Questa cautela vale anche quando si vanno a maneggiare fonti molto informate e dettagliate. Per esempio, le motivazioni che Cicerone attribuisce ai suoi avversari (o alleati) politici vanno sempre viste con estremo sospetto. Non bisogna mai dimenticare che Cicerone era un uomo politico molto attivo e impegnato, e che, quando scriveva, teneva sempre conto dei propri obiettivi, perché gli scritti erano destinati a un pubblico. Per questo motivo, se la descrizione, spesso capillare, dei fatti è generalmente (ma non sempre) affidabile, i motivi, palesi e pubblici o personali e segreti, che avrebbero spinto questo o quel politico a prendere una specifica decisione sono sempre oggetto di una ricostruzione che non è mai neutra, ma è sempre influenzata dal modo in cui Cicerone voleva far apparire il personaggio. Tutto sommato, questo accade anche oggi; è normale che la stampa attribuisca a personaggi politici di parte avversa rispetto al giornalista (e alla testata) motivazioni che non necessariamente sono vere, ma che vengono ricostruite in modo da apparire verosimili a potenziali lettori – a maggior ragione se si tratta di motivazioni immorali e condannabili (e la diffusione delle notizie via web su piattaforme indipendenti ha solo peggiorato la situazione).

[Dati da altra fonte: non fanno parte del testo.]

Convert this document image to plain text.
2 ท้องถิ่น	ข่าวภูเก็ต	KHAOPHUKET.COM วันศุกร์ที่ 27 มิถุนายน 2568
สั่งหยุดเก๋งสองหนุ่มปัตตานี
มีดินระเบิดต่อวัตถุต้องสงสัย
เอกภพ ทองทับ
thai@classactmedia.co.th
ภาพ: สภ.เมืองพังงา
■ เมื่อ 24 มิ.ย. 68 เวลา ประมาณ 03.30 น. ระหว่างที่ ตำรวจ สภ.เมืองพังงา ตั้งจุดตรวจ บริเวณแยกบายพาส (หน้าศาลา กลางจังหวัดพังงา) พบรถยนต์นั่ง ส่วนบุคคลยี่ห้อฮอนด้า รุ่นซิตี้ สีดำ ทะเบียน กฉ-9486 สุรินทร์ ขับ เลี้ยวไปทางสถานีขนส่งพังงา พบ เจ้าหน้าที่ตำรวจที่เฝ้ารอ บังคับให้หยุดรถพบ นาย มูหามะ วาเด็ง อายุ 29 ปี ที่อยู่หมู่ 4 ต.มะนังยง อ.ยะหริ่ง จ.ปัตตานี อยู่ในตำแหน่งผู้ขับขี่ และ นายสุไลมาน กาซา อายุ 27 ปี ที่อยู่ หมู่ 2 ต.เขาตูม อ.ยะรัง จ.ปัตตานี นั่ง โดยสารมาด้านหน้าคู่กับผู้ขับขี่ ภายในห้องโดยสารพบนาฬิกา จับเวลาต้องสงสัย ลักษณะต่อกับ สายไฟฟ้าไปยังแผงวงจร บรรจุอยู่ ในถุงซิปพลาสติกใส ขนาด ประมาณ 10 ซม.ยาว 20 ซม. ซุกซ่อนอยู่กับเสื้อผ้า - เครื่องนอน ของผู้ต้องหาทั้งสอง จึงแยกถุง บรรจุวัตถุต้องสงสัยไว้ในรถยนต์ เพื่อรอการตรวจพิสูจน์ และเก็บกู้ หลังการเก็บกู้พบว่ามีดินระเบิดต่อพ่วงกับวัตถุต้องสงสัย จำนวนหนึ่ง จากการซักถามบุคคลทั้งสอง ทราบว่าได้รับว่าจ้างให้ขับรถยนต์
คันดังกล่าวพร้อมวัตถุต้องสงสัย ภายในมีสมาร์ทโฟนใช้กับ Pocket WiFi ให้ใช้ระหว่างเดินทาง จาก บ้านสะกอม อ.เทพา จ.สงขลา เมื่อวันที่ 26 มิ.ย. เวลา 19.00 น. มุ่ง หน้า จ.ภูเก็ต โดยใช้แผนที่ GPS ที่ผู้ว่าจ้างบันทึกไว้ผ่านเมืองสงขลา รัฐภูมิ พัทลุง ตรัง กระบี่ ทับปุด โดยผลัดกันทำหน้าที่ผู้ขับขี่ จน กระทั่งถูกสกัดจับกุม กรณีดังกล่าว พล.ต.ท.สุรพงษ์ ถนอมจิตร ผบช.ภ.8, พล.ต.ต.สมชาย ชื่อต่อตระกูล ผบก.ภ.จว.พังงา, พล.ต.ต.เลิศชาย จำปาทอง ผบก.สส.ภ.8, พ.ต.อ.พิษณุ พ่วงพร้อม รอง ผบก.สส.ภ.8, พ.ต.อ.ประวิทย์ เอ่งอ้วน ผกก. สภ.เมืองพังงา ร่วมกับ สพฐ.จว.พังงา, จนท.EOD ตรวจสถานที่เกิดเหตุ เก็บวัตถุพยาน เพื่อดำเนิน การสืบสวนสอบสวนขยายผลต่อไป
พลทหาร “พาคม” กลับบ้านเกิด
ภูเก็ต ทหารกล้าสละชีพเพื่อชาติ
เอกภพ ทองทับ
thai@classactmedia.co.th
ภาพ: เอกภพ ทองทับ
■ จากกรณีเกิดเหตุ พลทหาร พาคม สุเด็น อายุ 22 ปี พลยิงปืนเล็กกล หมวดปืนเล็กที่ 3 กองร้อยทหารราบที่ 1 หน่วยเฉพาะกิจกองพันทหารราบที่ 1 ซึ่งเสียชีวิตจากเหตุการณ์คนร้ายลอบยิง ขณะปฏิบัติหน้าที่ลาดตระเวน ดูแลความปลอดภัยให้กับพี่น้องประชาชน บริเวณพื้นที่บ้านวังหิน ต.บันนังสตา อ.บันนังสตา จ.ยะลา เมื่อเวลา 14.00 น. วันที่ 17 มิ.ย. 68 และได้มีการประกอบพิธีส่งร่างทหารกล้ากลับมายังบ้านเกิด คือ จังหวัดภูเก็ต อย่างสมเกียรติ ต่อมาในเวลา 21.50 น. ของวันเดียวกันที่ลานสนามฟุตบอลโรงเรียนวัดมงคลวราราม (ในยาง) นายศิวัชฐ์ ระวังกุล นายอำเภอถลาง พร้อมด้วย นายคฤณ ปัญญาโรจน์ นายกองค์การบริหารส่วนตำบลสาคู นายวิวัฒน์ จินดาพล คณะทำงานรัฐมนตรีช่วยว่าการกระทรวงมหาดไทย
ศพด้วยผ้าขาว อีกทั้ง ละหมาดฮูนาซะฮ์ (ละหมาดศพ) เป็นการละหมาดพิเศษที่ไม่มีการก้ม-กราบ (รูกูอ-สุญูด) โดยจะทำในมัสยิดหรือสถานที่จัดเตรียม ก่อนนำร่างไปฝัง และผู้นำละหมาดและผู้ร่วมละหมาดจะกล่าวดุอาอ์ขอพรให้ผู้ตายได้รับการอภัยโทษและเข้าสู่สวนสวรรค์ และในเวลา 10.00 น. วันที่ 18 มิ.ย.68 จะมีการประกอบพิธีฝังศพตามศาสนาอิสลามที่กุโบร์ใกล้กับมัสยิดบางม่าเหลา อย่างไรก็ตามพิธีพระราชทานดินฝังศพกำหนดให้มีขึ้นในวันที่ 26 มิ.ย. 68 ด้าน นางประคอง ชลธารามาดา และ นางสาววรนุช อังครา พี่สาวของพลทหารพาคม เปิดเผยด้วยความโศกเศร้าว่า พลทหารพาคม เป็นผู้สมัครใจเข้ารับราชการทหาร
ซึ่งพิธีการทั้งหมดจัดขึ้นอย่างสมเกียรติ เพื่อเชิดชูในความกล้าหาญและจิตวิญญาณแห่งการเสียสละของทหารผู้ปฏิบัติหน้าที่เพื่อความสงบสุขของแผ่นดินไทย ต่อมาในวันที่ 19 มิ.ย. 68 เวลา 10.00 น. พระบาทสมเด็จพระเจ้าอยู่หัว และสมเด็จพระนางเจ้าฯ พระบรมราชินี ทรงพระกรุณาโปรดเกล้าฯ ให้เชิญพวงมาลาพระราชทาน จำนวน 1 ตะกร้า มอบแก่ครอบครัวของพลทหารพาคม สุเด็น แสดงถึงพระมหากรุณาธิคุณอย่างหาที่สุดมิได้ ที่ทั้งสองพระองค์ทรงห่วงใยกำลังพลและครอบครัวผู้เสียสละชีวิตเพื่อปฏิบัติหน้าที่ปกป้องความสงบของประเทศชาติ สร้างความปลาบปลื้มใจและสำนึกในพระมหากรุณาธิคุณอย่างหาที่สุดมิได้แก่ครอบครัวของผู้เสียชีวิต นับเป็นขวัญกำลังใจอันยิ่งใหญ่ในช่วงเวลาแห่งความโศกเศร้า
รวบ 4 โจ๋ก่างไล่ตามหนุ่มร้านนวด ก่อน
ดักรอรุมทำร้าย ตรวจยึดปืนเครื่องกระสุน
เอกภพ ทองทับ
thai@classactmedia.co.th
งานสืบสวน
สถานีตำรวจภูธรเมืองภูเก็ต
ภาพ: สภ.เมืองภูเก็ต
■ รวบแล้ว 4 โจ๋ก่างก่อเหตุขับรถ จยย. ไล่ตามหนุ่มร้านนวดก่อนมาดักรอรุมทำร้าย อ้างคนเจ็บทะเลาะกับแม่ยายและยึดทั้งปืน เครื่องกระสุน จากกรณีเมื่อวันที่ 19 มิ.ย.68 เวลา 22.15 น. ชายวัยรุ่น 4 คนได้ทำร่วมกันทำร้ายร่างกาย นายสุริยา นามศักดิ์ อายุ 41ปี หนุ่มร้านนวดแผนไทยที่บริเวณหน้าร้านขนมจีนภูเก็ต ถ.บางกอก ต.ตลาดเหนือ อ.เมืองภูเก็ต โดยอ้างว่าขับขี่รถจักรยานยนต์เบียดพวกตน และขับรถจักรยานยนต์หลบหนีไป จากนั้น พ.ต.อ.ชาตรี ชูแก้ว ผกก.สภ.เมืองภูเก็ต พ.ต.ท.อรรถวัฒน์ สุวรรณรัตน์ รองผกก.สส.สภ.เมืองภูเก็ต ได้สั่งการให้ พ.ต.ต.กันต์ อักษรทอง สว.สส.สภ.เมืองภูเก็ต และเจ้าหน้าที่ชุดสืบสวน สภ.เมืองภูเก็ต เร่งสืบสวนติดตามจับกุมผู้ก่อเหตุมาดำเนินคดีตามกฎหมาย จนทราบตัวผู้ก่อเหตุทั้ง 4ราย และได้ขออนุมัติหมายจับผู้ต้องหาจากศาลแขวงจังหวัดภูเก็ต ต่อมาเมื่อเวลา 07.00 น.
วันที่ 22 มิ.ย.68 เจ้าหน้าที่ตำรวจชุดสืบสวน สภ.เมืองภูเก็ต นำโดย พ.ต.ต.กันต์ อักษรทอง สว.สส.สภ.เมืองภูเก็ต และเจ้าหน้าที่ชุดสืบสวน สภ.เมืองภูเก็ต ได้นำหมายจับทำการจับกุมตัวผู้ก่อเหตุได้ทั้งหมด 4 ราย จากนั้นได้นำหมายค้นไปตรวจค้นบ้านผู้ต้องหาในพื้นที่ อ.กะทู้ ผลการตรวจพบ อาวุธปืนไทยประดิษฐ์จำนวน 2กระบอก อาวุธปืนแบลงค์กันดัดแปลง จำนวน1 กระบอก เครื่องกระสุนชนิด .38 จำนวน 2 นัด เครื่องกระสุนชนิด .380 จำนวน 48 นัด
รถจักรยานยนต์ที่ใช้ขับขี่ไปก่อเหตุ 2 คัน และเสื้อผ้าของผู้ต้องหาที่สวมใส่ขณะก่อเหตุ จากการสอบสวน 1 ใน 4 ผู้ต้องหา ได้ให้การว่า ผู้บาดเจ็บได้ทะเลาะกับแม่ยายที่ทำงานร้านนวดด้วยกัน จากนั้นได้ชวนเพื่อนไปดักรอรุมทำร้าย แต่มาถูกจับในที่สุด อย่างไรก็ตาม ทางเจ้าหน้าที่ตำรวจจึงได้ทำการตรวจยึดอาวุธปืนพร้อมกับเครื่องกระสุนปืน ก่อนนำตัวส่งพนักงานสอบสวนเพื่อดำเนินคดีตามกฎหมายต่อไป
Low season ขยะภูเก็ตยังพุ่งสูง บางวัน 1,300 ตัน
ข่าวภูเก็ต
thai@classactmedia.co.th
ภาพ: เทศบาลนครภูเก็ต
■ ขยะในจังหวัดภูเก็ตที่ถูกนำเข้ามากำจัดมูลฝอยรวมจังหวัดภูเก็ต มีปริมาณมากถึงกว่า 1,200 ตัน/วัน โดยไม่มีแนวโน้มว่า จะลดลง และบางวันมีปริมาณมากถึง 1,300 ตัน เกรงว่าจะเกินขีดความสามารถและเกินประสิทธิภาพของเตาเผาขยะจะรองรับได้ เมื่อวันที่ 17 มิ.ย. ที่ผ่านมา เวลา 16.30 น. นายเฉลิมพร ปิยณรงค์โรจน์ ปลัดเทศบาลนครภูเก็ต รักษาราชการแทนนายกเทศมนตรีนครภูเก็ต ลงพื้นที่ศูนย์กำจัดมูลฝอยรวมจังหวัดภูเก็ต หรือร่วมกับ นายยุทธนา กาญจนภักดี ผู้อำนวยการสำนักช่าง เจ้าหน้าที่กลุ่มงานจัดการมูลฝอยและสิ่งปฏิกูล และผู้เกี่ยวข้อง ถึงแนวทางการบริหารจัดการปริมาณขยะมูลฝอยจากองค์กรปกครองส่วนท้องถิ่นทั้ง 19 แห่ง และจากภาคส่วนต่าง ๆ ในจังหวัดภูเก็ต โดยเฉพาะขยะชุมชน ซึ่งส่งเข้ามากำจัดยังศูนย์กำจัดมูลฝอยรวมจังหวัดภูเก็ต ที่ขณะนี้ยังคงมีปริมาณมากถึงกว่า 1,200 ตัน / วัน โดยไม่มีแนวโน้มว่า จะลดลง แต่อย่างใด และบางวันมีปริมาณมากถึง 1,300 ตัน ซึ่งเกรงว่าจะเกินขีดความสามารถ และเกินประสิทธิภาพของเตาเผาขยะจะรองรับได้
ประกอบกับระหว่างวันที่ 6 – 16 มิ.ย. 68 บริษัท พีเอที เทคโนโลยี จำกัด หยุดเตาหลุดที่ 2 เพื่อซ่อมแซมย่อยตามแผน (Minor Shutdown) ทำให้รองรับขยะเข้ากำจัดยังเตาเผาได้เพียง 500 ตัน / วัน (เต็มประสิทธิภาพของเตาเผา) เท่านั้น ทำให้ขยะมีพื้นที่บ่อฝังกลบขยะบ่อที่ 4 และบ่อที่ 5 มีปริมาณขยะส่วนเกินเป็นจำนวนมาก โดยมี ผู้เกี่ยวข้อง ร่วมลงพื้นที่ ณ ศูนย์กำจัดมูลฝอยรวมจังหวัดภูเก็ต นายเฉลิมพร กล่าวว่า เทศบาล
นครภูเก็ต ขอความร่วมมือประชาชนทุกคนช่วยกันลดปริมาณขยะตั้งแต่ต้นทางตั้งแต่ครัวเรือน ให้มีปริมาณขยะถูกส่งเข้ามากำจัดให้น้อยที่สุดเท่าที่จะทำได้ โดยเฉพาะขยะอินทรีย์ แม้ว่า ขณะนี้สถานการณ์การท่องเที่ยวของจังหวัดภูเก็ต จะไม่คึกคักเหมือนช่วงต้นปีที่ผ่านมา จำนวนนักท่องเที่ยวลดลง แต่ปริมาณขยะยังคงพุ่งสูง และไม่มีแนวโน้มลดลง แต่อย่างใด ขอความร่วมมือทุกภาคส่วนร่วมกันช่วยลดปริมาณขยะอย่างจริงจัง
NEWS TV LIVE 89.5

Enrico Benelli, archeologo, specializzato in etruscologia, si è dedicato in modo particolare allo studio dell’epigrafia etrusca della fase recente (IV-I secolo a.C.), evidenziandone l’enorme potenzialità come fonte storica. Questo lo ha portato a condurre ricerche che escono spesso dall’ambito specifico dell’etruscologia, nelle quali si incrociano temi epigrafici, archeologici, storici e sociologici. È ricercatore presso l’ISMed CNR e ha insegnato in università italiane e straniere.